MGoBlog Classlessly Compares Michigan State Football To Charlottesville White Nationalists. Seriously, They Did That.
Michigan fan site and general scourge on human civility MGoBlog.com has gotten itself into hot water with a tone-deaf tweet comparing Michigan State football to the weekend’s tragic events at white nationalist demonstrations in Charlottesville, Va.

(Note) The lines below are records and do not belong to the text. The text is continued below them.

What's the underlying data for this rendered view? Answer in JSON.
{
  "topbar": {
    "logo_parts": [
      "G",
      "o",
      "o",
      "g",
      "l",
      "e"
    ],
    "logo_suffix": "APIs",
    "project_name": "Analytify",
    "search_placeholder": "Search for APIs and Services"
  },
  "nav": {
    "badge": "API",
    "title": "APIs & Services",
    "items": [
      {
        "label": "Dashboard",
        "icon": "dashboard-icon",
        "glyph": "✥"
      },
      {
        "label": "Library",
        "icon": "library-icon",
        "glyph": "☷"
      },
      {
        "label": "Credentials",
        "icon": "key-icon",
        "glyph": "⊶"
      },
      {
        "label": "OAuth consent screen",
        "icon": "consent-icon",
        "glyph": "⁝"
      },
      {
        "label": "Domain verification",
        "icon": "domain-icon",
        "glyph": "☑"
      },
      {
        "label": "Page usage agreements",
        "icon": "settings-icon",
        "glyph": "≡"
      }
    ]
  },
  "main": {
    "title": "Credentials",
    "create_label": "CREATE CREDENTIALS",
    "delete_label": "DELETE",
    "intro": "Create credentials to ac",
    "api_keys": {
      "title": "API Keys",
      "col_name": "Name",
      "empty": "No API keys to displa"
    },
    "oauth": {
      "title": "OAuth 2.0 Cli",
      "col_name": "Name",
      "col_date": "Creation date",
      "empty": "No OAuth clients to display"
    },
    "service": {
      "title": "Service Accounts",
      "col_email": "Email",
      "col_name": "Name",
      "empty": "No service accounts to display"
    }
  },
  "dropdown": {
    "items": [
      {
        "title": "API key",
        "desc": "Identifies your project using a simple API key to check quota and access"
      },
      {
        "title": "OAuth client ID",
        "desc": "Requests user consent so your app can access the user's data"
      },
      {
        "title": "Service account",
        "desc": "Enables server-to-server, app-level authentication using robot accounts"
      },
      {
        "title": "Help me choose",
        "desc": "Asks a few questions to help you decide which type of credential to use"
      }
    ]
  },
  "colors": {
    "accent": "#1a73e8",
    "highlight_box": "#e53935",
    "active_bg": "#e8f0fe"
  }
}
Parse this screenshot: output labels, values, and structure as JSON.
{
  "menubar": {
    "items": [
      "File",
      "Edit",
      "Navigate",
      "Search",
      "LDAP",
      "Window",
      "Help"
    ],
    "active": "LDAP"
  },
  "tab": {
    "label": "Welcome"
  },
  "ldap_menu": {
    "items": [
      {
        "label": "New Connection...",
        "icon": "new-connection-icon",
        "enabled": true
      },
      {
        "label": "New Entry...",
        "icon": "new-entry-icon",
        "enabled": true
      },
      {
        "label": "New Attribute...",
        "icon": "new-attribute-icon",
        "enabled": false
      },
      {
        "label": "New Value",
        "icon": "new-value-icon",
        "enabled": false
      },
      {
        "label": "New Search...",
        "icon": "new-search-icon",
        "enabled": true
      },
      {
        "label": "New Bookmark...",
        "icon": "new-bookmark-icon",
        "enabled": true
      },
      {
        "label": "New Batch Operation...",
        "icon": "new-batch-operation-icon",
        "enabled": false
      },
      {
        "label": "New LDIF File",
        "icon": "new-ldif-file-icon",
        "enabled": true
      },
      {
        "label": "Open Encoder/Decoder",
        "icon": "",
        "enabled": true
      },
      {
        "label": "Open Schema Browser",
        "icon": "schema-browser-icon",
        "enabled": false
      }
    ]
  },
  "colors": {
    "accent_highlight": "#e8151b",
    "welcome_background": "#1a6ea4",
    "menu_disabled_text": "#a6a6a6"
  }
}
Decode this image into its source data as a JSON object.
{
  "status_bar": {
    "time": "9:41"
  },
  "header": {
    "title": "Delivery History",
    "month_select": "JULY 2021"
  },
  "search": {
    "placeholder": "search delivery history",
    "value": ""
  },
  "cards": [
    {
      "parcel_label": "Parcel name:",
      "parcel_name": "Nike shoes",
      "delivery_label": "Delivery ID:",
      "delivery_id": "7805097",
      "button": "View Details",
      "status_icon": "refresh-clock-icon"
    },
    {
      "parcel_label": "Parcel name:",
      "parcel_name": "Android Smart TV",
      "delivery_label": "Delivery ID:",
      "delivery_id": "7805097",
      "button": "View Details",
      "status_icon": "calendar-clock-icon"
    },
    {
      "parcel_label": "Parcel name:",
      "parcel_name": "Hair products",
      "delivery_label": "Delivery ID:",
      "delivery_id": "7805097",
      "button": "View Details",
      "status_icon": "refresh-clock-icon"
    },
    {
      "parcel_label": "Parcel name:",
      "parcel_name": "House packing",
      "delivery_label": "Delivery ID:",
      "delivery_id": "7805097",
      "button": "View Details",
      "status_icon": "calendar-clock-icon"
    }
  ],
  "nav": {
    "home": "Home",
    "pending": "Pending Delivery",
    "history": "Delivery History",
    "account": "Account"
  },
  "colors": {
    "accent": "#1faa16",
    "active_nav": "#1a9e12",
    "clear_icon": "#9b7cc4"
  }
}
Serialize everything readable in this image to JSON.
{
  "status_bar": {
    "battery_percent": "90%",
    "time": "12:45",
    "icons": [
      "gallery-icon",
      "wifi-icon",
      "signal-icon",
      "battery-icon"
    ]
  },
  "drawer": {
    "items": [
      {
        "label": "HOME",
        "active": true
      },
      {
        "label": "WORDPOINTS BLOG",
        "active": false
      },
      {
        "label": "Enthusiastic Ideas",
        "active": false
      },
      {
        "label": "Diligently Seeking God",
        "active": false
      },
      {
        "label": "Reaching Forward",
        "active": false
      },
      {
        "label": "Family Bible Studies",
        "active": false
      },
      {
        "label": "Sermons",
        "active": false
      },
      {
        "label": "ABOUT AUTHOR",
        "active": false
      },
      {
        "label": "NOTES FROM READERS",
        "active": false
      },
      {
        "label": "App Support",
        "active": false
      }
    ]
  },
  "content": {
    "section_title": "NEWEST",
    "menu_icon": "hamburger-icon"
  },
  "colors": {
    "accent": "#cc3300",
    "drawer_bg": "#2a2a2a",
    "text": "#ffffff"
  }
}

Around lunchtime Monday, MGoBlog’s official Twitter handle published the following post:
— mgoblog (@mgoblog) August 14, 2017
The tweet compares the moral victory some white nationalists have claimed in the wake of national attention and publicity called to their cause by the events in Charlottesville to the moral victory MSU’s campus newspaper suggested the Spartans took by keeping arch-rival Michigan from beating them by multiple touchdowns last fall.
MGoBlog’s jab did not go unnoticed. Many, both media personalities and regular fans, responded to the tweet to call out its boorishness.
— Justin Rose (@JRoseWXYZ) August 14, 2017
Wow u gotta be kidding. How embarrassing and despicable.
— Kim Bergsma (@bergsma_kim) August 14, 2017
If my kid did this, I would feel I failed him.
— Chris Melton (@Cmelton890) August 14, 2017
But the starkest criticism came from fans of Michigan and MGoBlog itself.
big fan of the blog, but this is despicable.
— Frank Moody (@champagnemoody) August 14, 2017
Probably should've thought twice about this
— 〽elissa Englund (@Englunmk) August 14, 2017
Not cool guys
— 〽️att (@ImGhost88) August 14, 2017
Welp, I came to say this was a rare mis-step for Mgoblog humor, but see I've been beaten to it! Not to your usual standards guys! Tone deaf!
— E Schreibee (@Schreibee) August 14, 2017
Thousands descended on Charlottesville over the weekend as multiple white nationalist groups protested the planned removal of a Robert E. Lee statue. Demonstrations grew tense as protesters clashed with counter-protesters, culminating in an incident wherein a white nationalist drove his vehicle into a crowd of counter-protesters, killing one and injuring dozens.
As of Tuesday morning, MGoBlog had not deleted the tweet. Not that that would matter much–seemingly nothing on the internet can ever truly be deleted, and it’s probably safe to assume there are myriad screen captures of the tweet in question.
But deleting social media posts nowadays seems to be a practice that’s more about expressing contrition instead of trying to erase the content from memory.